RUU pemungutan suara runtuh, Demokrat tidak dapat mengubah filibuster
Politics/Gov

RUU pemungutan suara runtuh, Demokrat tidak dapat mengubah filibuster

Washington — Undang-undang pemungutan suara yang menurut para pemimpin Demokrat dan hak-hak sipil sangat penting untuk melindungi demokrasi runtuh Rabu ketika dua senator menolak untuk bergabung dengan partai mereka sendiri dalam mengubah aturan Senat untuk mengatasi filibuster Partai Republik setelah perdebatan emosional yang mentah.

Hasilnya adalah kekalahan yang menyakitkan bagi Presiden Joe Biden dan partainya, menjelang tahun pertamanya menjabat.

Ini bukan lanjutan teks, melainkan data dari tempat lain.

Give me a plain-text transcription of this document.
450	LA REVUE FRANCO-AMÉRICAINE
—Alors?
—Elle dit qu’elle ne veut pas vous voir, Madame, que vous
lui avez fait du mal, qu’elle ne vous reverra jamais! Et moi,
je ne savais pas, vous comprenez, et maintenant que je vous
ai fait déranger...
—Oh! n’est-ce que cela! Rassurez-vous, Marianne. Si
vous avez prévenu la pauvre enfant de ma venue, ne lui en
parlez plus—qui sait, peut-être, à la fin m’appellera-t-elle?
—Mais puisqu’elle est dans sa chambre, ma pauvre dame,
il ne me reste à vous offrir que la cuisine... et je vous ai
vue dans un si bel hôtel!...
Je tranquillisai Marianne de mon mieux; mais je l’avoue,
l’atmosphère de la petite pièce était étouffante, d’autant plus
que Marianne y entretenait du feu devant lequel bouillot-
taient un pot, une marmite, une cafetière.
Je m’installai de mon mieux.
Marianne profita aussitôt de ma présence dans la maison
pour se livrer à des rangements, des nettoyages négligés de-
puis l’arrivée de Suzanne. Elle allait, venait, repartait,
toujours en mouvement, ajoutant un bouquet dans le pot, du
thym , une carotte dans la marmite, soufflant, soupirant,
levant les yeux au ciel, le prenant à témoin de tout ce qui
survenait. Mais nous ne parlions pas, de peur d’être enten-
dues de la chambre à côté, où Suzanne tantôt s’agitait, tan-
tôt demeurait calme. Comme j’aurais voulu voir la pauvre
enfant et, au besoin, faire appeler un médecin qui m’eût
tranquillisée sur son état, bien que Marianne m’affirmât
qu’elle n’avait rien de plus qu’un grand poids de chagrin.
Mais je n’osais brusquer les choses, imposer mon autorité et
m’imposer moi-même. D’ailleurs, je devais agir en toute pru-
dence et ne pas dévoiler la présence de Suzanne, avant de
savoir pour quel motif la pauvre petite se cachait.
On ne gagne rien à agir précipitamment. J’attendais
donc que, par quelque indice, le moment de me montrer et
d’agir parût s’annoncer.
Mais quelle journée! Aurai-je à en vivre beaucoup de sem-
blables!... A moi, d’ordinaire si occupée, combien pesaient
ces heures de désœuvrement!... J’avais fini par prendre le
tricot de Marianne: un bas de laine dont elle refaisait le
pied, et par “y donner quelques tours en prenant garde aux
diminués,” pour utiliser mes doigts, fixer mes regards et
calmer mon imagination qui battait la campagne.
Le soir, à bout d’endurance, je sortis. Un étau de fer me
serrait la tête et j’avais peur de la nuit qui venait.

Terlepas dari hari perdebatan sengit dan pidato yang sering membawa gema dari era sebelumnya ketika filibuster Senat dikerahkan oleh penentang undang-undang hak-hak sipil, Demokrat tidak dapat membujuk senator yang tidak setuju Kyrsten Sinema dari Arizona dan Joe Manchin dari Virginia Barat untuk mengubah prosedur Senat. pada tagihan yang satu ini dan izinkan mayoritas sederhana untuk memajukannya.

RUU pemungutan suara runtuh, Demokrat tidak dapat mengubah filibuster

“Ini adalah momen moral,” kata Senator Raphael Warnock, D-Ga.

Pendukung hak suara memperingatkan bahwa negara-negara bagian yang dipimpin Partai Republik secara nasional mengesahkan undang-undang yang mempersulit orang kulit hitam Amerika dan lainnya untuk memilih dengan mengkonsolidasikan lokasi pemungutan suara, yang memerlukan jenis identifikasi tertentu dan memerintahkan perubahan lainnya.

Wakil Presiden Kamala Harris memimpin, mampu mematahkan dasi di Senat 50-50 jika diperlukan, tetapi dia pergi sebelum panggilan terakhir. Perubahan aturan ditolak dengan suara 52-48, dengan Manchin dan Sinema bergabung dengan Partai Republik sebagai oposisi.